One major challenge here is that the targeted company remains unaware of this attack for long periods. Many frequently used security solutions concentrate on server-side monitoring, whereas ad injections operate on the client-side. By the time publishers discover they’re being targeted by looking at revenue figures, they’ve already lost some money.
How To Prevent Ad Injection?
Ad injection prevention measures are comparable to cookie stuffing prevention measures. Make the necessary preparations to cope with rogue ad blockers, and utilize plugins with caution. As previously said, you may also run short surveys among your users about their user experience and the adverts they see on the website to determine if they are seeing anything strange on the site.

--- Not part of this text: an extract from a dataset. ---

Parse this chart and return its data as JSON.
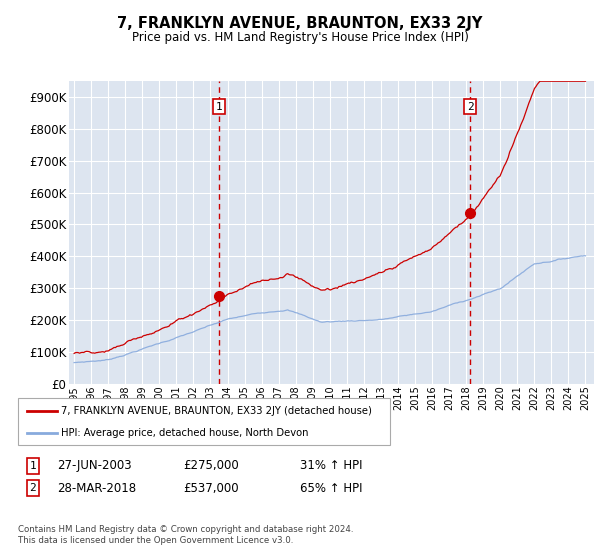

What is Bot Traffic? Bot traffic, also known as invalid traffic, is defined by the Trustworthy Accountability Group (TAG) as any traffic that does not fulfill particular ad serving quality or completeness standards, or otherwise does not reflect legitimate ad traffic that should be included in the measurement. One of the reasons why ad traffic may be declared invalid is that it is the product of non-human traffic (spiders, bots, and so on) or behavior designed to generate fraudulent traffic.
Invalid traffic is divided into two categories: general invalid traffic (GIVT), which includes search crawlers, traffic from recognized data centers associated with invalid activity, and unusual patterns such as duplicate clicks. And sophisticated Invalid Traffic (SVIT), in which fraudsters go to great lengths to disguise their behavior as genuine; examples include incentive clicks, deceptive user interface, and fraudulent browser automation.
How To Prevent Bot Traffic?
If you see unusually high traffic on your website make an inconspicuous link from your homepage. Human users will not be able to view it, but bots will. You may also use robot.txt to block the link. Now, any bot that reaches the linked webpage despite the robot.txt file is unquestionably malicious. Begin gathering records of all visitors to the page and begin preventing bots.
To block all IP addresses, log in to your website’s cPanel and look for the IP blocking tools under the security-related menu.
What Else To Do To Prevent Ad Frauds?
There is no “one-size-fits-all” approach to ad fraud detection and prevention. Ad frauds employ a variety of approaches, requiring a variety of responses. The key to prevention is to ensure that you have safety measures in place to spot abnormal behavior as soon as possible. These include:
- Proactively hiring ad fraud detection firms that can assist publishers in combating the problem.
- Maintaining an ads.txt file.
- Hiring great copywriting services and keeping an eye out for copyright theft.
- Setting up custom alerts.
- Partnering with a trusted vendor.
- Inspecting third-party plugins and scripts, and
- Staying informed about ad fraud.
The issue of ad fraud is widespread. It is expected that ad fraud would cost advertisers and publishers approximately $100 billion by 2023. When it comes to ad fraud, whether you are an advertiser or a publisher, you should be proactive. You must remain conscious of the problem’s existence; else, its ignorance will cost you dearly.